What You Actually Need to Do
If you’re at Disney or Universal Monday or Tuesday morning, accept that you’re going to be cold and plan accordingly. Buy warmer clothing at park shops if you didn’t pack adequately. Structure your morning around indoor attractions. Use dining locations as warming stations. Drink hot beverages. Basically, adapt your touring strategy to weather you never expected to encounter in Florida.
If you planned water park days, pivot to the main theme parks instead. Typhoon Lagoon isn’t opening until at least Tuesday, and even then reopening depends on sustained temperature improvements. Check the My Disney Experience app for current operational status rather than showing up hoping things changed.
If you haven’t arrived yet and your trip is scheduled for Monday or Tuesday, pack actual warm clothing. Not Florida warm clothing consisting of one light jacket. Real winter layers that you’d wear in genuinely cold weather. Because that’s what you’re getting.
Wednesday marks the return to normal Florida temperatures in the low to mid 70s. If your vacation extends through Wednesday or later, you’ll finally get the weather you expected when booking. Monday and Tuesday are the problem days requiring cold weather survival strategies.
The Vacation That Became a Winter Survival Story
Thousands of families are currently at Walt Disney World experiencing weather that’s potentially colder than what they left behind when they traveled to Florida to escape winter. The irony is brutal, the water parks are closed, nobody packed appropriately, and resort pools that looked inviting in planning photos are now completely unusable.

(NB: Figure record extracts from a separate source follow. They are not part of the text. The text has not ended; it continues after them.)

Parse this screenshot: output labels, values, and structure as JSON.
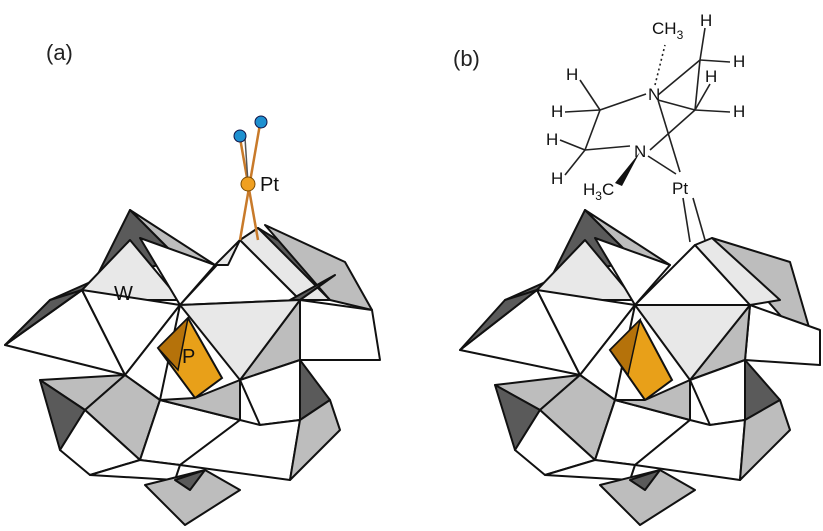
{
  "panels": [
    {
      "id": "a",
      "label": "(a)",
      "atom_labels": {
        "W": "W",
        "P": "P",
        "Pt": "Pt"
      }
    },
    {
      "id": "b",
      "label": "(b)",
      "atom_labels": {
        "Pt": "Pt",
        "N1": "N",
        "N2": "N",
        "CH3_main": "CH",
        "CH3_sub": "3",
        "H3C_main": "H",
        "H3C_sub": "3",
        "H3C_tail": "C",
        "H": "H"
      }
    }
  ],
  "colors": {
    "phosphate": "#e8a019",
    "phosphate_dark": "#b5720a",
    "platinum": "#f0a020",
    "ligand_atom": "#1e90d0",
    "bond_pt": "#c87a2a",
    "octahedron_white": "#ffffff",
    "octahedron_light": "#e8e8e8",
    "octahedron_mid": "#bdbdbd",
    "octahedron_dark": "#5a5a5a"
  }
}
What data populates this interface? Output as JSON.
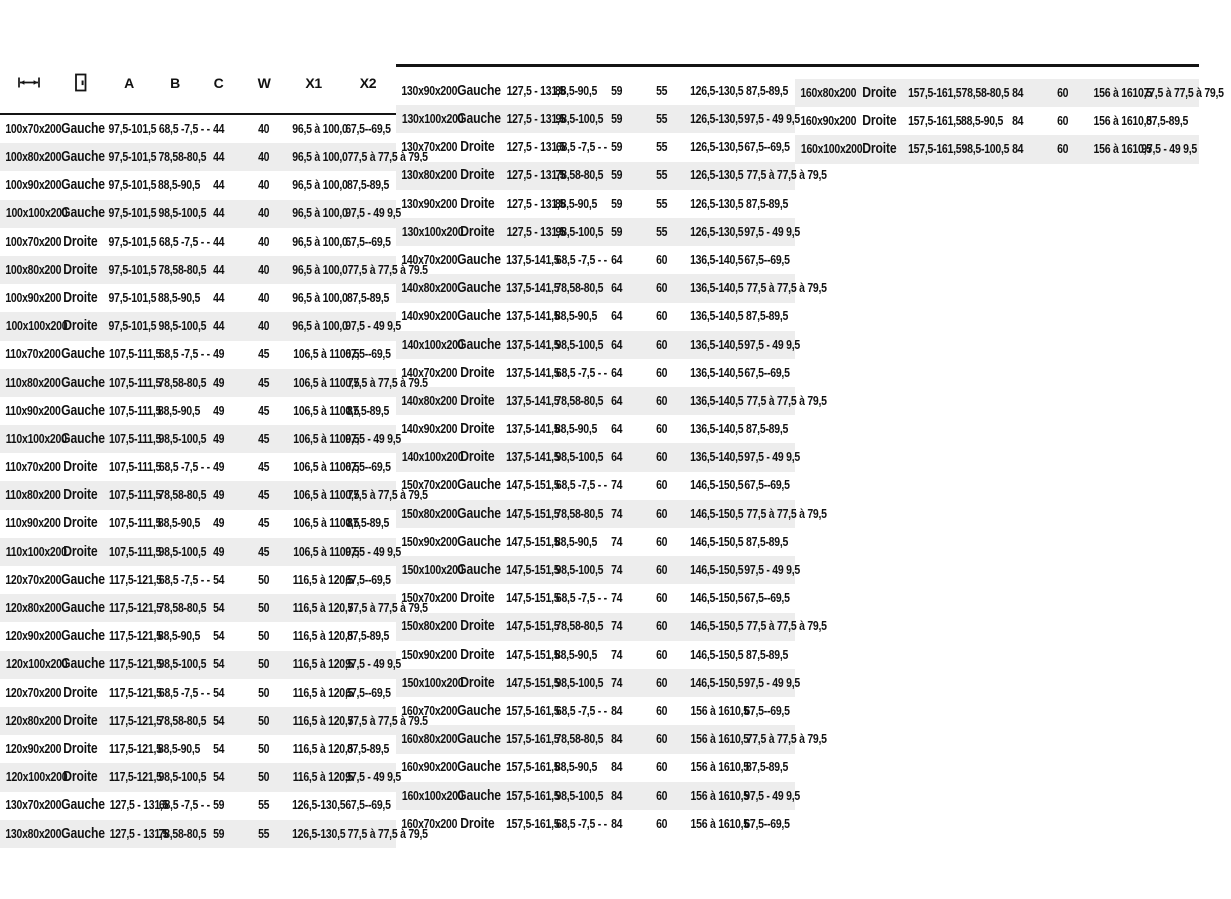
{
  "page": {
    "kind": "product-dimension-spec-table",
    "language": "fr"
  },
  "colors": {
    "rule": "#141414",
    "stripe": "#ededed",
    "text": "#111111",
    "background": "#ffffff"
  },
  "table": {
    "headers": {
      "size_icon": "width-dimension-icon",
      "side_icon": "door-icon",
      "a": "A",
      "b": "B",
      "c": "C",
      "w": "W",
      "x1": "X1",
      "x2": "X2"
    },
    "columns": [
      {
        "first_row_shaded": false,
        "rows": [
          [
            "100x70x200",
            "Gauche",
            "97,5-101,5",
            "68,5 -7,5 - -",
            "44",
            "40",
            "96,5 à 100,0",
            "67,5--69,5"
          ],
          [
            "100x80x200",
            "Gauche",
            "97,5-101,5",
            "78,58-80,5",
            "44",
            "40",
            "96,5 à 100,0",
            "77,5 à 77,5 à 79,5"
          ],
          [
            "100x90x200",
            "Gauche",
            "97,5-101,5",
            "88,5-90,5",
            "44",
            "40",
            "96,5 à 100,0",
            "87,5-89,5"
          ],
          [
            "100x100x200",
            "Gauche",
            "97,5-101,5",
            "98,5-100,5",
            "44",
            "40",
            "96,5 à 100,0",
            "97,5 - 49 9,5"
          ],
          [
            "100x70x200",
            "Droite",
            "97,5-101,5",
            "68,5 -7,5 - -",
            "44",
            "40",
            "96,5 à 100,0",
            "67,5--69,5"
          ],
          [
            "100x80x200",
            "Droite",
            "97,5-101,5",
            "78,58-80,5",
            "44",
            "40",
            "96,5 à 100,0",
            "77,5 à 77,5 à 79,5"
          ],
          [
            "100x90x200",
            "Droite",
            "97,5-101,5",
            "88,5-90,5",
            "44",
            "40",
            "96,5 à 100,0",
            "87,5-89,5"
          ],
          [
            "100x100x200",
            "Droite",
            "97,5-101,5",
            "98,5-100,5",
            "44",
            "40",
            "96,5 à 100,0",
            "97,5 - 49 9,5"
          ],
          [
            "110x70x200",
            "Gauche",
            "107,5-111,5",
            "68,5 -7,5 - -",
            "49",
            "45",
            "106,5 à 1100,5",
            "67,5--69,5"
          ],
          [
            "110x80x200",
            "Gauche",
            "107,5-111,5",
            "78,58-80,5",
            "49",
            "45",
            "106,5 à 1100,5",
            "77,5 à 77,5 à 79,5"
          ],
          [
            "110x90x200",
            "Gauche",
            "107,5-111,5",
            "88,5-90,5",
            "49",
            "45",
            "106,5 à 1100,5",
            "87,5-89,5"
          ],
          [
            "110x100x200",
            "Gauche",
            "107,5-111,5",
            "98,5-100,5",
            "49",
            "45",
            "106,5 à 1100,5",
            "97,5 - 49 9,5"
          ],
          [
            "110x70x200",
            "Droite",
            "107,5-111,5",
            "68,5 -7,5 - -",
            "49",
            "45",
            "106,5 à 1100,5",
            "67,5--69,5"
          ],
          [
            "110x80x200",
            "Droite",
            "107,5-111,5",
            "78,58-80,5",
            "49",
            "45",
            "106,5 à 1100,5",
            "77,5 à 77,5 à 79,5"
          ],
          [
            "110x90x200",
            "Droite",
            "107,5-111,5",
            "88,5-90,5",
            "49",
            "45",
            "106,5 à 1100,5",
            "87,5-89,5"
          ],
          [
            "110x100x200",
            "Droite",
            "107,5-111,5",
            "98,5-100,5",
            "49",
            "45",
            "106,5 à 1100,5",
            "97,5 - 49 9,5"
          ],
          [
            "120x70x200",
            "Gauche",
            "117,5-121,5",
            "68,5 -7,5 - -",
            "54",
            "50",
            "116,5 à 120,5",
            "67,5--69,5"
          ],
          [
            "120x80x200",
            "Gauche",
            "117,5-121,5",
            "78,58-80,5",
            "54",
            "50",
            "116,5 à 120,5",
            "77,5 à 77,5 à 79,5"
          ],
          [
            "120x90x200",
            "Gauche",
            "117,5-121,5",
            "88,5-90,5",
            "54",
            "50",
            "116,5 à 120,5",
            "87,5-89,5"
          ],
          [
            "120x100x200",
            "Gauche",
            "117,5-121,5",
            "98,5-100,5",
            "54",
            "50",
            "116,5 à 120,5",
            "97,5 - 49 9,5"
          ],
          [
            "120x70x200",
            "Droite",
            "117,5-121,5",
            "68,5 -7,5 - -",
            "54",
            "50",
            "116,5 à 120,5",
            "67,5--69,5"
          ],
          [
            "120x80x200",
            "Droite",
            "117,5-121,5",
            "78,58-80,5",
            "54",
            "50",
            "116,5 à 120,5",
            "77,5 à 77,5 à 79,5"
          ],
          [
            "120x90x200",
            "Droite",
            "117,5-121,5",
            "88,5-90,5",
            "54",
            "50",
            "116,5 à 120,5",
            "87,5-89,5"
          ],
          [
            "120x100x200",
            "Droite",
            "117,5-121,5",
            "98,5-100,5",
            "54",
            "50",
            "116,5 à 120,5",
            "97,5 - 49 9,5"
          ],
          [
            "130x70x200",
            "Gauche",
            "127,5 - 131,5",
            "68,5 -7,5 - -",
            "59",
            "55",
            "126,5-130,5",
            "67,5--69,5"
          ],
          [
            "130x80x200",
            "Gauche",
            "127,5 - 131,5",
            "78,58-80,5",
            "59",
            "55",
            "126,5-130,5",
            "77,5 à 77,5 à 79,5"
          ]
        ]
      },
      {
        "first_row_shaded": false,
        "rows": [
          [
            "130x90x200",
            "Gauche",
            "127,5 - 131,5",
            "88,5-90,5",
            "59",
            "55",
            "126,5-130,5",
            "87,5-89,5"
          ],
          [
            "130x100x200",
            "Gauche",
            "127,5 - 131,5",
            "98,5-100,5",
            "59",
            "55",
            "126,5-130,5",
            "97,5 - 49 9,5"
          ],
          [
            "130x70x200",
            "Droite",
            "127,5 - 131,5",
            "68,5 -7,5 - -",
            "59",
            "55",
            "126,5-130,5",
            "67,5--69,5"
          ],
          [
            "130x80x200",
            "Droite",
            "127,5 - 131,5",
            "78,58-80,5",
            "59",
            "55",
            "126,5-130,5",
            "77,5 à 77,5 à 79,5"
          ],
          [
            "130x90x200",
            "Droite",
            "127,5 - 131,5",
            "88,5-90,5",
            "59",
            "55",
            "126,5-130,5",
            "87,5-89,5"
          ],
          [
            "130x100x200",
            "Droite",
            "127,5 - 131,5",
            "98,5-100,5",
            "59",
            "55",
            "126,5-130,5",
            "97,5 - 49 9,5"
          ],
          [
            "140x70x200",
            "Gauche",
            "137,5-141,5",
            "68,5 -7,5 - -",
            "64",
            "60",
            "136,5-140,5",
            "67,5--69,5"
          ],
          [
            "140x80x200",
            "Gauche",
            "137,5-141,5",
            "78,58-80,5",
            "64",
            "60",
            "136,5-140,5",
            "77,5 à 77,5 à 79,5"
          ],
          [
            "140x90x200",
            "Gauche",
            "137,5-141,5",
            "88,5-90,5",
            "64",
            "60",
            "136,5-140,5",
            "87,5-89,5"
          ],
          [
            "140x100x200",
            "Gauche",
            "137,5-141,5",
            "98,5-100,5",
            "64",
            "60",
            "136,5-140,5",
            "97,5 - 49 9,5"
          ],
          [
            "140x70x200",
            "Droite",
            "137,5-141,5",
            "68,5 -7,5 - -",
            "64",
            "60",
            "136,5-140,5",
            "67,5--69,5"
          ],
          [
            "140x80x200",
            "Droite",
            "137,5-141,5",
            "78,58-80,5",
            "64",
            "60",
            "136,5-140,5",
            "77,5 à 77,5 à 79,5"
          ],
          [
            "140x90x200",
            "Droite",
            "137,5-141,5",
            "88,5-90,5",
            "64",
            "60",
            "136,5-140,5",
            "87,5-89,5"
          ],
          [
            "140x100x200",
            "Droite",
            "137,5-141,5",
            "98,5-100,5",
            "64",
            "60",
            "136,5-140,5",
            "97,5 - 49 9,5"
          ],
          [
            "150x70x200",
            "Gauche",
            "147,5-151,5",
            "68,5 -7,5 - -",
            "74",
            "60",
            "146,5-150,5",
            "67,5--69,5"
          ],
          [
            "150x80x200",
            "Gauche",
            "147,5-151,5",
            "78,58-80,5",
            "74",
            "60",
            "146,5-150,5",
            "77,5 à 77,5 à 79,5"
          ],
          [
            "150x90x200",
            "Gauche",
            "147,5-151,5",
            "88,5-90,5",
            "74",
            "60",
            "146,5-150,5",
            "87,5-89,5"
          ],
          [
            "150x100x200",
            "Gauche",
            "147,5-151,5",
            "98,5-100,5",
            "74",
            "60",
            "146,5-150,5",
            "97,5 - 49 9,5"
          ],
          [
            "150x70x200",
            "Droite",
            "147,5-151,5",
            "68,5 -7,5 - -",
            "74",
            "60",
            "146,5-150,5",
            "67,5--69,5"
          ],
          [
            "150x80x200",
            "Droite",
            "147,5-151,5",
            "78,58-80,5",
            "74",
            "60",
            "146,5-150,5",
            "77,5 à 77,5 à 79,5"
          ],
          [
            "150x90x200",
            "Droite",
            "147,5-151,5",
            "88,5-90,5",
            "74",
            "60",
            "146,5-150,5",
            "87,5-89,5"
          ],
          [
            "150x100x200",
            "Droite",
            "147,5-151,5",
            "98,5-100,5",
            "74",
            "60",
            "146,5-150,5",
            "97,5 - 49 9,5"
          ],
          [
            "160x70x200",
            "Gauche",
            "157,5-161,5",
            "68,5 -7,5 - -",
            "84",
            "60",
            "156 à 1610,5",
            "67,5--69,5"
          ],
          [
            "160x80x200",
            "Gauche",
            "157,5-161,5",
            "78,58-80,5",
            "84",
            "60",
            "156 à 1610,5",
            "77,5 à 77,5 à 79,5"
          ],
          [
            "160x90x200",
            "Gauche",
            "157,5-161,5",
            "88,5-90,5",
            "84",
            "60",
            "156 à 1610,5",
            "87,5-89,5"
          ],
          [
            "160x100x200",
            "Gauche",
            "157,5-161,5",
            "98,5-100,5",
            "84",
            "60",
            "156 à 1610,5",
            "97,5 - 49 9,5"
          ],
          [
            "160x70x200",
            "Droite",
            "157,5-161,5",
            "68,5 -7,5 - -",
            "84",
            "60",
            "156 à 1610,5",
            "67,5--69,5"
          ]
        ]
      },
      {
        "first_row_shaded": true,
        "rows": [
          [
            "160x80x200",
            "Droite",
            "157,5-161,5",
            "78,58-80,5",
            "84",
            "60",
            "156 à 1610,5",
            "77,5 à 77,5 à 79,5"
          ],
          [
            "160x90x200",
            "Droite",
            "157,5-161,5",
            "88,5-90,5",
            "84",
            "60",
            "156 à 1610,5",
            "87,5-89,5"
          ],
          [
            "160x100x200",
            "Droite",
            "157,5-161,5",
            "98,5-100,5",
            "84",
            "60",
            "156 à 1610,5",
            "97,5 - 49 9,5"
          ]
        ]
      }
    ]
  }
}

This is the Florida winter gamble. Most of the time, January delivers perfect theme park weather with comfortable temperatures and sunshine. Occasionally, Arctic air pushes far enough south to create freeze warnings and conditions that feel completely wrong for a subtropical state. This week is one of those occasions.
The cold snap will pass. Wednesday brings back real Florida weather. Typhoon Lagoon will eventually reopen. Tourists will stop panic-buying overpriced jackets at park gift shops. But right now, Monday morning, Orlando is genuinely frozen, Disney guests are freezing, and the vacation that was supposed to be a warm weather escape feels more like a winter survival challenge.
Look, if you’re currently at Disney dealing with this freeze, our sympathies go out to you because this is genuinely terrible vacation luck. Spend the $70 on the hoodie, hit the indoor attractions, drink hot coffee, and remember that Wednesday brings back actual Florida temperatures. If you haven’t left yet and you’re traveling this week, pack real winter clothes because 30-degree mornings are not a joke even if they’re in Florida. And if you planned your trip around Typhoon Lagoon, well, maybe check that it’s actually open before showing up because frozen water parks stay closed regardless of how much you paid for tickets. Welcome to Florida winter, where most of the time it’s perfect but occasionally Mother Nature decides to remind everyone that subtropical doesn’t mean tropical and cold fronts don’t care about your vacation plans.